The action is for money had and received. It is brought by a landlord, which submetered electricity to its tenants, to compel the city of New York to refund the amount of utility taxes paid monthly from February 28, 1935, to July 22, 1938, upon its sub-metering sales, under Local Law No. 20 (published as No. 21) *1071of 1934, Local Law No. 2 of 1935, Local Law No. 30 of 1936, and Local Law No. 23 of 1937. Plaintiff alleges that these payments of taxes were made “ involuntarily and under protest and under duress and compulsion, pursuant to demand by defendant,” and in order to avoid penalties for failure to make such payments.

On July 11, 1939, it was held by the Court of Appeals that the submetering receipts of landlords were not subject to the local utility tax laws above mentioned. (Matter of 320 West 37th Street, Inc., v. McGoldrick, 281 N. Y. 132.) This action was undoubtedly instituted because of that decision.

The rule is well established that a taxpayer may not recover payments made by him, unless when the payments were made he called into question the legality of the demand for payment by some kind of protest. (Goldberg v. City of New York, 260 App. Div. 61, 63, 64; People ex rel. Wessell, Nickel & Gross v. Craig, 236 N. Y. 100, 104, 105.) In the case last cited Judge Cardozo, writing for the court, distinguished the case of Tripler v. Mayor (125 N. Y. 617; 139 id. 1), by observing that in the Tripler case payment had been made without protest, whereas in the Wessell case (at p. 105), the relator’s continued purpose to challenge the assessment was indicated by the fact that when the payments were made there was pending a certiorari proceeding which was deemed to be at least the equivalent of protest.

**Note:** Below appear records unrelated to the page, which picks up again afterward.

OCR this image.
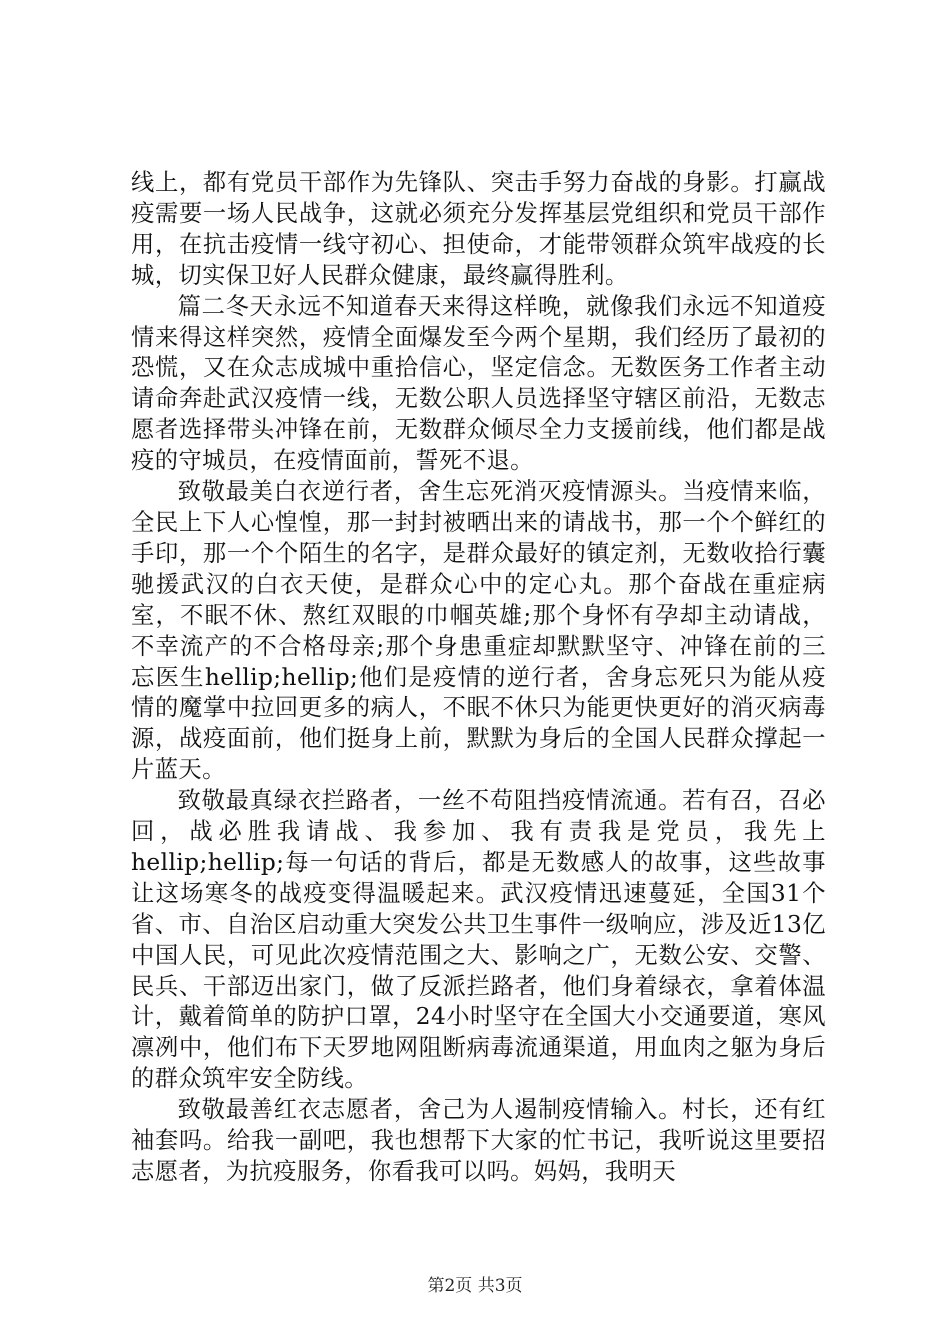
线上，都有党员干部作为先锋队、突击手努力奋战的身影。打赢战疫需要一场人民战争，这就必须充分发挥基层党组织和党员干部作用，在抗击疫情一线守初心、担使命，才能带领群众筑牢战疫的长城，切实保卫好人民群众健康，最终赢得胜利。

篇二冬天永远不知道春天来得这样晚，就像我们永远不知道疫情来得这样突然，疫情全面爆发至今两个星期，我们经历了最初的恐慌，又在众志成城中重拾信心，坚定信念。无数医务工作者主动请命奔赴武汉疫情一线，无数公职人员选择坚守辖区前沿，无数志愿者选择带头冲锋在前，无数群众倾尽全力支援前线，他们都是战疫的守城员，在疫情面前，誓死不退。

致敬最美白衣逆行者，舍生忘死消灭疫情源头。当疫情来临，全民上下人心惶惶，那一封封被晒出来的请战书，那一个个鲜红的手印，那一个个陌生的名字，是群众最好的镇定剂，无数收拾行囊驰援武汉的白衣天使，是群众心中的定心丸。那个奋战在重症病室，不眠不休、熬红双眼的巾帼英雄;那个身怀有孕却主动请战，不幸流产的不合格母亲;那个身患重症却默默坚守、冲锋在前的三忘医生hellip;hellip;他们是疫情的逆行者，舍身忘死只为能从疫情的魔掌中拉回更多的病人，不眠不休只为能更快更好的消灭病毒源，战疫面前，他们挺身上前，默默为身后的全国人民群众撑起一片蓝天。

致敬最真绿衣拦路者，一丝不苟阻挡疫情流通。若有召，召必回，战必胜我请战、我参加、我有责我是党员，我先上hellip;hellip;每一句话的背后，都是无数感人的故事，这些故事让这场寒冬的战疫变得温暖起来。武汉疫情迅速蔓延，全国31个省、市、自治区启动重大突发公共卫生事件一级响应，涉及近13亿中国人民，可见此次疫情范围之大、影响之广，无数公安、交警、民兵、干部迈出家门，做了反派拦路者，他们身着绿衣，拿着体温计，戴着简单的防护口罩，24小时坚守在全国大小交通要道，寒风凛冽中，他们布下天罗地网阻断病毒流通渠道，用血肉之躯为身后的群众筑牢安全防线。

致敬最善红衣志愿者，舍己为人遏制疫情输入。村长，还有红袖套吗。给我一副吧，我也想帮下大家的忙书记，我听说这里要招志愿者，为抗疫服务，你看我可以吗。妈妈，我明天

第2页 共3页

It is admitted that none of the specific payments made by plaintiff in the present action was accompanied by any written or oral protest. According to plaintiff’s moving affidavits, the only evidence of “ protest ” relied upon by it consists of a conversation between one Moorehead, an officer of another corporation which was its submetering agent, and an unidentified person in the comptroller’s office in charge of the so-called utility tax division. Moore-head avers that he expressed the opinion to such person that the utility tax was inapplicable to the plaintiff’s submetering business, but that he was told that the comptroller had considered the matter generally and had issued a ruling holding that the tax did apply to landlords submetering electric current. This conversation is alleged to have occurred early in January, 1935. Thereupon the plaintiff, through Moorehead’s company as agent, paid the monthly installments of these utility taxes for the years 1935, 1936,. 1937 and down to July 1, 1938, without any further indication that it continued to question the legality of the tax. Under these circumstances, the municipal authorities had every right to believe that plaintiff acquiesced in the comptroller’s ruling, and had abandoned any contrary view as to the applicability of the taxing statutes which it had theretofore entertained. There was nothing *1072to put the city on notice of the plaintiff’s “ continued purpose to challenge ” the comptroller’s ruling. (See People ex rel. Wessell, Nickel & Gross v. Craig, supra, p. 105.)

The defendant’s cross-motion for summary judgment dismissing the complaint is granted. This determination renders it unnecessary to pass upon the other questions raised upon the cross-motion.